ラビは書類に記載されている『特技を披露するのに必要なものがあれば申請してください』という文章を2回読み直した。

「ローズアート…これは…」

ラビは書類からアリスへと目線を移す。

「毎年いろいろな作品が発表されるのよね。『薔薇を使った独創芸術作品』…。二日間が制作期間で、次の日に発表だったかしら?」

「…そうですね…。何か考えてはあるんですか?」

「……まぁ……発表作品なんかを見てきて…作りたいと思うものはあったわ…」


裸体で寝そべるアリスこそ芸術作品の人形のようで、ラビは少しの間アリスから目が離せなかった。
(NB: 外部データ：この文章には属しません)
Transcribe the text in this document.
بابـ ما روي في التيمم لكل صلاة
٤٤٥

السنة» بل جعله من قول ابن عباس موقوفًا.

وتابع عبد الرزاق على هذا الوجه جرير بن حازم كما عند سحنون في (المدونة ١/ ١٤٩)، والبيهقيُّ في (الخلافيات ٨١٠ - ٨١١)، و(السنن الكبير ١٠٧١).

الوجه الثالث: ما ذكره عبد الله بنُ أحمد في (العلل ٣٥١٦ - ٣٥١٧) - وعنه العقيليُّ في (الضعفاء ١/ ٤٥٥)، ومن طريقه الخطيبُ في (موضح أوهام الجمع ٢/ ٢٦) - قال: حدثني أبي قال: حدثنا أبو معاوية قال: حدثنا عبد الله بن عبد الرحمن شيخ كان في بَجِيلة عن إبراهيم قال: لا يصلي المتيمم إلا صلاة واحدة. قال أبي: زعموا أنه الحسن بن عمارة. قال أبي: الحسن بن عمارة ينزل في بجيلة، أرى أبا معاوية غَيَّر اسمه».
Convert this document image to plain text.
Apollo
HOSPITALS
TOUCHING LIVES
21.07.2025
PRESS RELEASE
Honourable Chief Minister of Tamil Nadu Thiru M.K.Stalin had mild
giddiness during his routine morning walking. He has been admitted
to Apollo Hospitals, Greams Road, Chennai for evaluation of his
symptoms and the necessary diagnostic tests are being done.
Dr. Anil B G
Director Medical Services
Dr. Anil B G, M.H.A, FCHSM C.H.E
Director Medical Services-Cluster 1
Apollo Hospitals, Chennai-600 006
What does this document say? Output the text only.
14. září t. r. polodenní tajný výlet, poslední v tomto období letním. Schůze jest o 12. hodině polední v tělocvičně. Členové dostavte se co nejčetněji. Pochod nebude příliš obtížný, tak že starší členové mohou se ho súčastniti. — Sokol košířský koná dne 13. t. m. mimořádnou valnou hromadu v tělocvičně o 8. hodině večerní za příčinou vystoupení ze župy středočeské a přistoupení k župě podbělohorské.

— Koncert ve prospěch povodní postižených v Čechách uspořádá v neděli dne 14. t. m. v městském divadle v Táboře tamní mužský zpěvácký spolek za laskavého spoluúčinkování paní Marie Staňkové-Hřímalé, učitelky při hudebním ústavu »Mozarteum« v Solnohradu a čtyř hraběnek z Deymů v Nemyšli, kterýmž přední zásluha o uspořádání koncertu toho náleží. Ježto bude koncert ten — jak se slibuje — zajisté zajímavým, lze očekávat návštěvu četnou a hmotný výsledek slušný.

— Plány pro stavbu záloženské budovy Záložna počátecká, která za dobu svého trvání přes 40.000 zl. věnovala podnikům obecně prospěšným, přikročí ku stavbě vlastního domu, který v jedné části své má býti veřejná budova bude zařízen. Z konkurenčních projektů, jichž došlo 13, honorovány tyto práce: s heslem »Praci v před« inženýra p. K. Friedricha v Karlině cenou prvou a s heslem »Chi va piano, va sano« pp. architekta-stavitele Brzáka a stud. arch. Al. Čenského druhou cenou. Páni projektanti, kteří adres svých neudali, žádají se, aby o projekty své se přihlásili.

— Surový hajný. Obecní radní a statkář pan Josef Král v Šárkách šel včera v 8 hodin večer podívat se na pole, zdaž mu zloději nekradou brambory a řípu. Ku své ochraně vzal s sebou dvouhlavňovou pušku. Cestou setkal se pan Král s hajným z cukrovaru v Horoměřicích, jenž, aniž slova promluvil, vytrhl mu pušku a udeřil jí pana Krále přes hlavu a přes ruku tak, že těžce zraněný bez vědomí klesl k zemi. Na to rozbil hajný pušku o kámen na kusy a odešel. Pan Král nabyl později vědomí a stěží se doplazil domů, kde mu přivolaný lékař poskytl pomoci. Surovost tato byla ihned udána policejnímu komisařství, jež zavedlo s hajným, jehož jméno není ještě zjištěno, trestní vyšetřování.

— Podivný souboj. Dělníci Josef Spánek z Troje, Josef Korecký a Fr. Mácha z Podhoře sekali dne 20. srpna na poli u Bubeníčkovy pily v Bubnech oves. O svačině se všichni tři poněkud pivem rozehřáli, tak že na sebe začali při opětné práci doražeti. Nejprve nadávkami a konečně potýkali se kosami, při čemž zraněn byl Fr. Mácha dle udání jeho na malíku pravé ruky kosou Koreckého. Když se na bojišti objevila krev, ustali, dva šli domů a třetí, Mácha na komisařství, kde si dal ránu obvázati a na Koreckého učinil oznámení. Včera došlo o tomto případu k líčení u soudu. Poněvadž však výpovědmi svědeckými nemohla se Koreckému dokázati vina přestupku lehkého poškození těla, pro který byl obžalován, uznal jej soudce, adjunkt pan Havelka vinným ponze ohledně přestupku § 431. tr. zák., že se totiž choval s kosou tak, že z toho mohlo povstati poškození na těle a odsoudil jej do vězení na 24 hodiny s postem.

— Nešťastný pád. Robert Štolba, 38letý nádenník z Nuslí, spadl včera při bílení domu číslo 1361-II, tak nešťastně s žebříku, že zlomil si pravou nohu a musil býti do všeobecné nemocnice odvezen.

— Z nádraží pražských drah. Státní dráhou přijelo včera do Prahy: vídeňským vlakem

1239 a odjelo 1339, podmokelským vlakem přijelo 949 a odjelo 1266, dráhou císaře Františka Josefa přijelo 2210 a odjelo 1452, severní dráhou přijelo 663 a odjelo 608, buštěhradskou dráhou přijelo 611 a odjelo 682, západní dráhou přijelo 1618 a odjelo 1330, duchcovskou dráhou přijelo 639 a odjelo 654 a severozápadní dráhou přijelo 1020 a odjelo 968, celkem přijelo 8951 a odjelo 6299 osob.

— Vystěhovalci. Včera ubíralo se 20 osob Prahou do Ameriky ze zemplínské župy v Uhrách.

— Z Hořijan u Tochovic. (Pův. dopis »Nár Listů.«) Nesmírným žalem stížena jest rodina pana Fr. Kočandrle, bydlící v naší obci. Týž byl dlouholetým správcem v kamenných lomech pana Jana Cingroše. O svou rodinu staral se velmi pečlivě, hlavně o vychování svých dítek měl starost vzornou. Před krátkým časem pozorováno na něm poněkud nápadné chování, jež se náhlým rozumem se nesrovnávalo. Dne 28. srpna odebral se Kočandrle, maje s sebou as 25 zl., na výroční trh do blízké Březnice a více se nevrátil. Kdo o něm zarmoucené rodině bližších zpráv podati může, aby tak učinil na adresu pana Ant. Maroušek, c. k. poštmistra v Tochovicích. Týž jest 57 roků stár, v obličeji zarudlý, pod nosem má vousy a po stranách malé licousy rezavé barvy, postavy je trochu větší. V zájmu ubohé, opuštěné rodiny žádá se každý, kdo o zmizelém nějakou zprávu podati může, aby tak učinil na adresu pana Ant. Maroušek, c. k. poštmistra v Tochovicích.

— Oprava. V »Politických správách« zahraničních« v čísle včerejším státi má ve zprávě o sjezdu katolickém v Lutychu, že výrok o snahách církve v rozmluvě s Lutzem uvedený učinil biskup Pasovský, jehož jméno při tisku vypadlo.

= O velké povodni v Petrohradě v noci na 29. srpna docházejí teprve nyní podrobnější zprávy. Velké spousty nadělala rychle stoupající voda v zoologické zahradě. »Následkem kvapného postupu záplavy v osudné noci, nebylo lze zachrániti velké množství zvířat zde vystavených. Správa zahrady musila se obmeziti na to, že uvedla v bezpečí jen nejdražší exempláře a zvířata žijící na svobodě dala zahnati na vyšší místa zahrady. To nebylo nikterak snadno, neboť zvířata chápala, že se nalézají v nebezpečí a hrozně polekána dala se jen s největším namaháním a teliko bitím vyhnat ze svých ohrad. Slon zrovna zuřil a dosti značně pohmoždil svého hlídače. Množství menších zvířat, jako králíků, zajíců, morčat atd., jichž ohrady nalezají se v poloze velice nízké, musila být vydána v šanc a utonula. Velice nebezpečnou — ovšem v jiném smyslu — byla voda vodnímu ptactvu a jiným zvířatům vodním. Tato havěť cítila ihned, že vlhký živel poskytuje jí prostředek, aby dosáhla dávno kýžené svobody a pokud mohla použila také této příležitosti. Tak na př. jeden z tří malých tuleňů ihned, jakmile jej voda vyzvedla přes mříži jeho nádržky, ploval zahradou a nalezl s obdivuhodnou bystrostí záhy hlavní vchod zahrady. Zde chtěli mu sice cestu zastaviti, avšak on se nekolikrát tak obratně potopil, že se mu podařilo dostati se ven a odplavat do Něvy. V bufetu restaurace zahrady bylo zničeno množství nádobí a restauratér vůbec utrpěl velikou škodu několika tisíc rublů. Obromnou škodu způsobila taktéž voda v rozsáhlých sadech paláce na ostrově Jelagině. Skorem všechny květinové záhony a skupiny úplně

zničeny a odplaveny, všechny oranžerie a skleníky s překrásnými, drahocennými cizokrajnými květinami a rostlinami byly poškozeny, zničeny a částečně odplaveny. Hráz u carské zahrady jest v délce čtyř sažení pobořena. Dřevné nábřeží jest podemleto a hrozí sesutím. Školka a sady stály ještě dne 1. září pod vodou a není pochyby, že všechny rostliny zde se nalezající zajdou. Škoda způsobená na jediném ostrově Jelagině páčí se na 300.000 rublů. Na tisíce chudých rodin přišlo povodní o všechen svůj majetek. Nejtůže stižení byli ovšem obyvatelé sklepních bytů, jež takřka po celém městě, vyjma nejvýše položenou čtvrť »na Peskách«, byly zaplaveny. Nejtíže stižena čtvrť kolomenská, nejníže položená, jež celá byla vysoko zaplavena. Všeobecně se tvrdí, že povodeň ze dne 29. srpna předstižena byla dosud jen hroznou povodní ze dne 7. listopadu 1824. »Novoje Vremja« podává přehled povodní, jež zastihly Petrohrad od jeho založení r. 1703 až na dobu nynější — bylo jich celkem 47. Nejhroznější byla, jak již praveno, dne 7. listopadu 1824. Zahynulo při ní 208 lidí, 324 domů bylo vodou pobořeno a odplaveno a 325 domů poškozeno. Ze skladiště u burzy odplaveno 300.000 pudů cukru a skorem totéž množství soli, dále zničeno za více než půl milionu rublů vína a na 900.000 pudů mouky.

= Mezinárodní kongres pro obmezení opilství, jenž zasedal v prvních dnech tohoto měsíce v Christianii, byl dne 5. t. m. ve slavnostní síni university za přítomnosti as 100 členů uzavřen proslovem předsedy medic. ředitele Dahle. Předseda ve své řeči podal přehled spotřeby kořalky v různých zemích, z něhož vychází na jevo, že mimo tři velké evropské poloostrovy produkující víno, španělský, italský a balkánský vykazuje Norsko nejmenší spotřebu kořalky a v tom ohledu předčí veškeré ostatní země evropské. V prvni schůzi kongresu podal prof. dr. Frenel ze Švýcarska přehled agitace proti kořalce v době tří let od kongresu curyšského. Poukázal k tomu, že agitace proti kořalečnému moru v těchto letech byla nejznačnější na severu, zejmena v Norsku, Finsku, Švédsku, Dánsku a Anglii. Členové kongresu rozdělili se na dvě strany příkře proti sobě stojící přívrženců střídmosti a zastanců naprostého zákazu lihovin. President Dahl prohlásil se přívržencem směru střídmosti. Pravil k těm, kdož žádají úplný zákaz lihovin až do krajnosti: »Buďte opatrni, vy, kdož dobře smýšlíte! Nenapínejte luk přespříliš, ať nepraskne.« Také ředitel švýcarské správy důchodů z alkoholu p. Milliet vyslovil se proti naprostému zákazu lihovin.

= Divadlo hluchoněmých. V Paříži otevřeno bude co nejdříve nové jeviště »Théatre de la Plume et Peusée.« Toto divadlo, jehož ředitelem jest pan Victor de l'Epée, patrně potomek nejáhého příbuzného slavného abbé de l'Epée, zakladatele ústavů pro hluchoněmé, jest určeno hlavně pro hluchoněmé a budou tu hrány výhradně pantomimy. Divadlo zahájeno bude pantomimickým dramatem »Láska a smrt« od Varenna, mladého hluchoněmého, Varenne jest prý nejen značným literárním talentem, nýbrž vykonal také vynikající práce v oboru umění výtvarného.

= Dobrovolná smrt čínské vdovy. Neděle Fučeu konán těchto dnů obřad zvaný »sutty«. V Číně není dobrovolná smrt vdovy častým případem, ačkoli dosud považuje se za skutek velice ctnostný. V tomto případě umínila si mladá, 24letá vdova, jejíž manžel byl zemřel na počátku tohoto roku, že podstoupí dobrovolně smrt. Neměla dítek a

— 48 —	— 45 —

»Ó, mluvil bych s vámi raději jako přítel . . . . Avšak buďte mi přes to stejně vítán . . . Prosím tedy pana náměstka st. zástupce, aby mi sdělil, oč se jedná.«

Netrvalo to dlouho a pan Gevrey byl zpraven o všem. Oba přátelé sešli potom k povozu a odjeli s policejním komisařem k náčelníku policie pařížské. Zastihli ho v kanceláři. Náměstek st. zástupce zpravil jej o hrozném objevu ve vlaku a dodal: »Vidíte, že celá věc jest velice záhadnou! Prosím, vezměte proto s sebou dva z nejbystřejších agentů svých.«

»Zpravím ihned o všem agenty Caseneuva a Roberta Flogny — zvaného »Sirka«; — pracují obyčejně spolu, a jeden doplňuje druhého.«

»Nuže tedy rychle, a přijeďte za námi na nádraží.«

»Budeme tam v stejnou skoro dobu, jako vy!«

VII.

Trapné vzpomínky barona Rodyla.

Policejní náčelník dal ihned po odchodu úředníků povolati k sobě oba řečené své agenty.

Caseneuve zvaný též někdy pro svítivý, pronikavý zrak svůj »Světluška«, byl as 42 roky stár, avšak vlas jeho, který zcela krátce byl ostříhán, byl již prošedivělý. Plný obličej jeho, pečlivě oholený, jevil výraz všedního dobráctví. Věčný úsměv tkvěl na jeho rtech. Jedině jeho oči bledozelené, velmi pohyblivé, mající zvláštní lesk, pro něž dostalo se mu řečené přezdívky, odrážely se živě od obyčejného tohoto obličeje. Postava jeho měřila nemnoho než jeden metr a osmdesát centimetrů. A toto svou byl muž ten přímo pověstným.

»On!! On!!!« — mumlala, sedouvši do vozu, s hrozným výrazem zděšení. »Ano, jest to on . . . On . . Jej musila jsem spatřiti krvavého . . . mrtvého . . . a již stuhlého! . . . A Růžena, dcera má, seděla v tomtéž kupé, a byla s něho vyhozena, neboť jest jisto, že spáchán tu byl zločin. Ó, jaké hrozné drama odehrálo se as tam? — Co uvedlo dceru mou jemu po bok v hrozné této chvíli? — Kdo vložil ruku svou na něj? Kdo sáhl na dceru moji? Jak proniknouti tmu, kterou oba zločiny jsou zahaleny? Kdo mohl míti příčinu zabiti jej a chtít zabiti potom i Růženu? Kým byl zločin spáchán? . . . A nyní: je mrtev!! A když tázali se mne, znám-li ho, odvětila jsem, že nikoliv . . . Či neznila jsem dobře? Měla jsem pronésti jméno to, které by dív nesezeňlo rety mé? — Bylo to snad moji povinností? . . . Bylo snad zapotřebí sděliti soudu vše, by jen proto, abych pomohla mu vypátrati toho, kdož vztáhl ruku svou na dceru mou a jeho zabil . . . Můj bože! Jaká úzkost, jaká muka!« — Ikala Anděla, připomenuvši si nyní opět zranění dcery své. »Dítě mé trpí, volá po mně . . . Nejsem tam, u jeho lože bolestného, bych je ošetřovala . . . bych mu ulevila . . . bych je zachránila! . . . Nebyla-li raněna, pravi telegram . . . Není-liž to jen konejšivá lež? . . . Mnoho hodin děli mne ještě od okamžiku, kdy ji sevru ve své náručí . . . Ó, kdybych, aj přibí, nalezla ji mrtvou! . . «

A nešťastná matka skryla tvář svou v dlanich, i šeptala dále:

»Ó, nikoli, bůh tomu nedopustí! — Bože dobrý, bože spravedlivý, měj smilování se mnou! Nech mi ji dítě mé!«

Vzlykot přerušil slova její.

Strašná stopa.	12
「…よし……それじゃ…ラビには料理のレシピでも考えてもらおうかしら…」


エステを終えたアリスはガウンを羽織り、エステベッドからゆっくりと下りる。

「イザベラ様によろしくお伝えくださいませ」

アリスはヴァイオリア家から派遣されたエステティシャン三人に、用意していたチップを渡した。

「ラビ…お願いね」

「はい」

ラビとエステティシャンたちはアリスに一礼をし、部屋を後にする。


一人になったアリスは、ラビが広げたコンテストの資料を眺めた。